Masar-i-Sharif Bundeskanzlerin Angela Merkel hat gestern den deutschen Soldaten in Afghanistan überraschend einen Besuch abgestattet. Der Versöhnungsprozess mit den Aufständischen habe zwar Fortschritte gemacht, er sei aber noch nicht so weit, dass man sagen könne, "wir können heute hier abziehen", stellte Merkel nach ihrer Landung in Masar-i-Sharif im Norden des Landes fest. Sie fügte dann den Satz hinzu, der für größte Irritationen sorgte: "Und deshalb kann ich auch noch nicht sagen, ob wir das bis 2013/14 schaffen." Bis 2014 will die Nato alle Kampftruppen aus Afghanistan abgezogen haben.

Regierungskreise bemühten sich sofort intensiv um ein Dementi: Damit habe die Bundeskanzlerin keineswegs den pünktlichen Abzug bezweifelt. Merkel selbst sagte später, die Bundesregierung halte ungeachtet aller Schwierigkeiten am geplanten Abzug bis Ende 2014 fest. "Wir sind jetzt schon in der Phase der Übergabe der Verantwortung", unterstrich die Regierungschefin.

"So wirkt Deutschland nicht als verlässlicher internationaler Partner", kritisierte Grünen-Verteidigungsexperte Omid Nouripour im Gespräch mit unserer Zeitung. Der SPD-Sicherheitspolitiker Rainer Arnold sah einen Zusammenhang zu abwartenden Äußerungen von Verteidigungsminister Thomas de Maizière (CDU), die ebenfalls "nicht ganz eindeutig" gewesen seien. Alle Zweifler aus Deutschland machten sich aus seiner Sicht jedoch "nicht hinreichend klar, dass wir Deutschen das letztlich gar nicht entscheiden, sondern der Haupttruppensteller USA", betonte Arnold.

"Wir werden uns nur in diesem Tross bewegen können", sagte Arnold voraus. Deshalb sei es völlig abwegig, immer wieder für Verunsicherung zu sorgen. Wenn die Kanzlerin an besseren Voraussetzungen für einen Abzug mitwirken wolle, dann könne sie genug tun — etwa für eine solide Ausstattung der afghanischen Sicherheitskräfte sorgen. "Das werden wir mitfinanzieren müssen", betonte Arnold. Der Afghanistan-Beauftragte der FDP, Bijan Djir-Sarai, erinnerte daran, dass die Abzugs-Strategie gemeinsam mit den Verbündeten formuliert worden sei.
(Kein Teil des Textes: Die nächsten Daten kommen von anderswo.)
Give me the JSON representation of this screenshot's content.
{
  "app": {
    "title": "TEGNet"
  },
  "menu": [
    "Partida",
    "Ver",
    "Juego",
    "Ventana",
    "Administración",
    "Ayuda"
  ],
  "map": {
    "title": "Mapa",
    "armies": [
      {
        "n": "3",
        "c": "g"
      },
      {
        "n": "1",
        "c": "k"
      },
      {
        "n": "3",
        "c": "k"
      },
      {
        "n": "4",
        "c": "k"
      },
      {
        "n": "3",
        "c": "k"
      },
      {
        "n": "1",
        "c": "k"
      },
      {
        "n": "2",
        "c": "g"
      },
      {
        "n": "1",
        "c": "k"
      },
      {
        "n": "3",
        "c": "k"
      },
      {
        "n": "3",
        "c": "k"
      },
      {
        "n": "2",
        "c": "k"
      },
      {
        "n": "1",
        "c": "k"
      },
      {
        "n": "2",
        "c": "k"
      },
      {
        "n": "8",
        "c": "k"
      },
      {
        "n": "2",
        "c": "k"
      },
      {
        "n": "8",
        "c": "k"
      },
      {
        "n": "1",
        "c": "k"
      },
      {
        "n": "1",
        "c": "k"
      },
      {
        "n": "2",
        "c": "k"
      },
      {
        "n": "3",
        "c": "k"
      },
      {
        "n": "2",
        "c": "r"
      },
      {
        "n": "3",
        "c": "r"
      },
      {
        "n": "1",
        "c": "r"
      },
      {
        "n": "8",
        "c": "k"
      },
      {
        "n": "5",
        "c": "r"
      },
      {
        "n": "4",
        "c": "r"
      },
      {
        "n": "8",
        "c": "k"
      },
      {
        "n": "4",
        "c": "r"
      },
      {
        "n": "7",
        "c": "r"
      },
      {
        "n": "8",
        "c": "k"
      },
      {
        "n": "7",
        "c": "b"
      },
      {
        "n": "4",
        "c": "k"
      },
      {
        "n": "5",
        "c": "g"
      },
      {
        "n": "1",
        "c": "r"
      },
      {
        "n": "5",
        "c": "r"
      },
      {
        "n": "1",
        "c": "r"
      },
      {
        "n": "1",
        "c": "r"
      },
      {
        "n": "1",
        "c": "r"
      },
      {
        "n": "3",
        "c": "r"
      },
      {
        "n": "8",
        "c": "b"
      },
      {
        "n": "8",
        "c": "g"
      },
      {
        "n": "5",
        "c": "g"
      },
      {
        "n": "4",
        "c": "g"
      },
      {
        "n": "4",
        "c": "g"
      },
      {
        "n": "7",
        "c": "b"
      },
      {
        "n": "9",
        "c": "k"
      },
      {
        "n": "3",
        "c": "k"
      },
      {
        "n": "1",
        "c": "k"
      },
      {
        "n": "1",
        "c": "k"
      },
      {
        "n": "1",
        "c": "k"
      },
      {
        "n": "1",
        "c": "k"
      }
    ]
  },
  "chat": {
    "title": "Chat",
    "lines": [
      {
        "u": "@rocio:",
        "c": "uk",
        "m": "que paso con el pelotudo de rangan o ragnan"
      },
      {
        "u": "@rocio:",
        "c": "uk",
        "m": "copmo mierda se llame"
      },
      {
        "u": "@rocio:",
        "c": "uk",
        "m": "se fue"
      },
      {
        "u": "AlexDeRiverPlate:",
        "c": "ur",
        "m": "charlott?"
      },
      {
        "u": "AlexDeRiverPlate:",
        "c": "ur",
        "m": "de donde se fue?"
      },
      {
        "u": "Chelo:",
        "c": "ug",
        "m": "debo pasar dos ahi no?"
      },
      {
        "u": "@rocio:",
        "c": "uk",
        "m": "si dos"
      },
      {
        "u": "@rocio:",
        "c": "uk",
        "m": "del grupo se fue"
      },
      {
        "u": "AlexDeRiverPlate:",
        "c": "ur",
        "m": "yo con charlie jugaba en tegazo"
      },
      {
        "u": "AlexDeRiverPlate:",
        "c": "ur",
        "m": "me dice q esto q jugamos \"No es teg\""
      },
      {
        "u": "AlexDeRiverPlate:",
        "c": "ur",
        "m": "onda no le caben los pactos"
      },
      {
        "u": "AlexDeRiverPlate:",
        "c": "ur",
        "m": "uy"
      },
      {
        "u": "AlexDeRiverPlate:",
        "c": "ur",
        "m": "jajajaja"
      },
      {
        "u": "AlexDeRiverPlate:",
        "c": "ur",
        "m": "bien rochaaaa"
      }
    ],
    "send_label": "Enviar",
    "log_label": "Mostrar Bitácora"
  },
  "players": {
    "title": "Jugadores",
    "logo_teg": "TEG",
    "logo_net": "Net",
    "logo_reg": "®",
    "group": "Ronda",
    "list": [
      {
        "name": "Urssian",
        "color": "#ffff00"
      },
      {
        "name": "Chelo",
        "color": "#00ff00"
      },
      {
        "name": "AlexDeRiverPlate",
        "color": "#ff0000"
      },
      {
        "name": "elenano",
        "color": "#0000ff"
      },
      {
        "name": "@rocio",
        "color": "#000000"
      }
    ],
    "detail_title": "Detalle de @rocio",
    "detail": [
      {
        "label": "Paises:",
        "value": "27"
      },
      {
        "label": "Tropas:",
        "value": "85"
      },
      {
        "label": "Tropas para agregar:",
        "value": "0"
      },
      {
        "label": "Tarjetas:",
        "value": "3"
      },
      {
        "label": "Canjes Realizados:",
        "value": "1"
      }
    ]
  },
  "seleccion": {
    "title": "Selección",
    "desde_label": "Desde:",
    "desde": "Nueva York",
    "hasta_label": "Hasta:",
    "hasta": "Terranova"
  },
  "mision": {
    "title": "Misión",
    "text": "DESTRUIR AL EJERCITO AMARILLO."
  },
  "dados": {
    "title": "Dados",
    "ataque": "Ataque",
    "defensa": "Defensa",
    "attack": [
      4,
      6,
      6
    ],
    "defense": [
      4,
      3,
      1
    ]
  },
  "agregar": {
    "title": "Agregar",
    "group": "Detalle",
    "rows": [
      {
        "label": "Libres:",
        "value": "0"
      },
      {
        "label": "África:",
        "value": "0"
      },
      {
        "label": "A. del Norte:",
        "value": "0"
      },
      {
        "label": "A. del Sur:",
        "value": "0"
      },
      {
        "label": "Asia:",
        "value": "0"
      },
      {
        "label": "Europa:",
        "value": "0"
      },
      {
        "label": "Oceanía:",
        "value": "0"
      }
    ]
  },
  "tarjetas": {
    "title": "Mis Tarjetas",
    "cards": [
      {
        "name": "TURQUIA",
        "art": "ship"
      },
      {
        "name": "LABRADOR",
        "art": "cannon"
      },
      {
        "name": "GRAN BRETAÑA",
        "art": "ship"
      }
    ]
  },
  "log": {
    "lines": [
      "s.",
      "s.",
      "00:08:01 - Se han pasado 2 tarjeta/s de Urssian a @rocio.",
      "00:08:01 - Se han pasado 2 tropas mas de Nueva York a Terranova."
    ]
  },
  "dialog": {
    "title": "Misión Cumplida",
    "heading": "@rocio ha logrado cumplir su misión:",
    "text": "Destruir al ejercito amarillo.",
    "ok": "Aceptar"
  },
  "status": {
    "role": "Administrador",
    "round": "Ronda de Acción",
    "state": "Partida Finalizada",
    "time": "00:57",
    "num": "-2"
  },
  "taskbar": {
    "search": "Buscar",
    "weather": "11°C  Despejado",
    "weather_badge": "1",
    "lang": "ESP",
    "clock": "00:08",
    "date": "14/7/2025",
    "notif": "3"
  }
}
Es bestehe derzeit "nicht die Notwendigkeit, diese Strategie infrage zu stellen", betonte Djir-Sarai.

Dagegen fühlte sich der Bundeswehr-Verband durch Merkels Äußerungen in seinen Zweifeln am Abzugstermin bestätigt. "Ich bin immer skeptisch gewesen", sagte Verbandschef Oberst Ulrich Kirsch. "Denn diejenigen, die heute sehr schnell bereit sind und sagen, raus aus Afghanistan, wären bei Menschenrechtsverletzungen die Ersten, die rufen würden, wieder rein nach Afghanistan", gab Kirsch zu bedenken.

Verteidigungsminister de Maizière verhandelte zugleich in der usbekischen Hauptstadt Taschkent über die Möglichkeit, das nördlich von Afghanistan gelegene asiatische Land noch stärker als bisher für den Truppenumschlag und damit vor allem als Abzugsweg zu nutzen.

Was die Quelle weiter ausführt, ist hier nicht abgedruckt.